There is a public health crisis, our children and families are suffering, and few people are speaking about it. What are we talking about? The current situation for dealing with parental separation disputes.
Parents who can’t agree about arrangements for their children after separation are required by law to go to mediation before taking the matter to the Family Court, unless there are exceptional circumstances. Yet, this is not happening.
In 2013, New Zealand introduced a mandatory requirement for mediation before applying to the Family Court. Yet, 10 years after this law came into force, only about 2000 family dispute resolution (FDR) mediations are held each year, whereas about 10,000 applications are made to the Family Court for a parenting order.
Why is this happening?
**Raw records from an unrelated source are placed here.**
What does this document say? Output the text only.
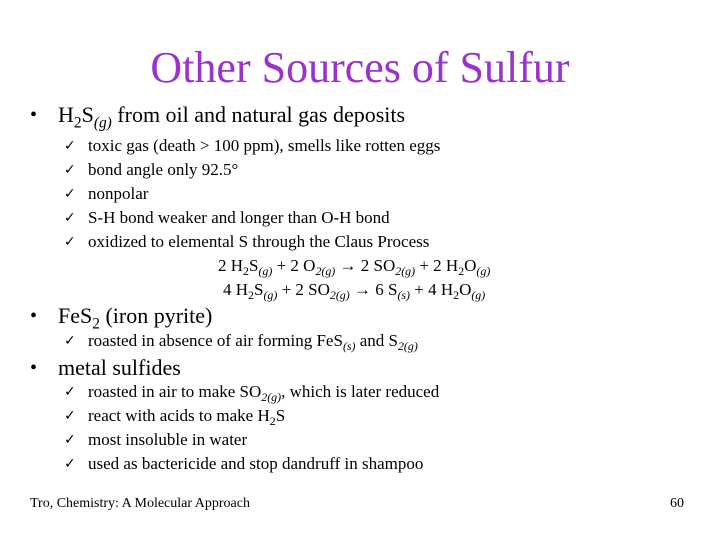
Other Sources of Sulfur
• $H_2S_{(g)}$ from oil and natural gas deposits
✓ toxic gas (death > 100 ppm), smells like rotten eggs
✓ bond angle only 92.5°
✓ nonpolar
✓ S-H bond weaker and longer than O-H bond
✓ oxidized to elemental S through the Claus Process
2 $H_2S_{(g)} + 2$ $O_{2(g)} \to 2$ $SO_{2(g)} + 2$ $H_2O_{(g)}$
4 $H_2S_{(g)} + 2$ $SO_{2(g)} \to 6$ $S_{(s)} + 4$ $H_2O_{(g)}$
• FeS$_2$ (iron pyrite)
✓ roasted in absence of air forming FeS$_{(s)}$ and $S_{2(g)}$
• metal sulfides
✓ roasted in air to make $SO_{2(g)}$, which is later reduced
✓ react with acids to make $H_2S$
✓ most insoluble in water
✓ used as bactericide and stop dandruff in shampoo
Tro, Chemistry: A Molecular Approach	60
Despite the mandatory requirement for parents to mediate before going to court, there is absolutely no enforcement of this. The Ministry of Justice did not put any resources into promoting mediation, despite the fact mediation costs the taxpayer a fraction of the cost of a Family Court case.
The court has the authority, in section 46F of the Care of Children Act 2004, to refer parents to mediation if they applied to the court without a justified cause. However, the average number of such referrals over the past six years was five cases a year across the country.
The law tells us mediation is mandatory in nearly all cases. Child experts tell us mediation results in better outcomes for children. Most Western countries acknowledged through legislation that mediation is a better way – yet in New Zealand, the legal system basically rejects mediation and clogs up the Family Court with cases that should and could be resolved in mediation.
The court system is founded on the principle of deciding who is right and who is wrong. By its very nature it is an adversarial setting. Once parents engage with the Family Court, they are forced to ramp up their animosity for each other to prove they are right. The average time for a Family Court case to reach a judgment is 2-3 years. This is an eternity for a child caught in the middle of a conflict between parents or who does not get to see one of them until the process is completed.
The inevitable result is poorer family relationships, parents becoming entrenched in conflict, and trauma for children. The experience has been described as a child mental health crisis. These children are growing up in an environment of acrimony and parental conflict that is worse for them than if they were exposed to passive smoking.
For the most part, if parents are supported by mediators, Parenting Through Separation courses and counselling, they are able to make the best decisions for themselves and their children. The benefit of this is that it saves separating parents the enormous costs associated with a court case – the financial and emotional costs, and the cost of the inevitable damage to their relationship with the other parent.
The best research from around the world found that the two most important things for children going through family separation are maintaining a good relationship with both parents and parents having a low level of conflict between them. Many of the children who give feedback to their parents at mediation say – plaintively and with tears in their eyes – “I just want my parents to stop fighting.”
Wellington-based Sue Hurst and Auckland-based Nurit Zubery are family dispute resolution mediators.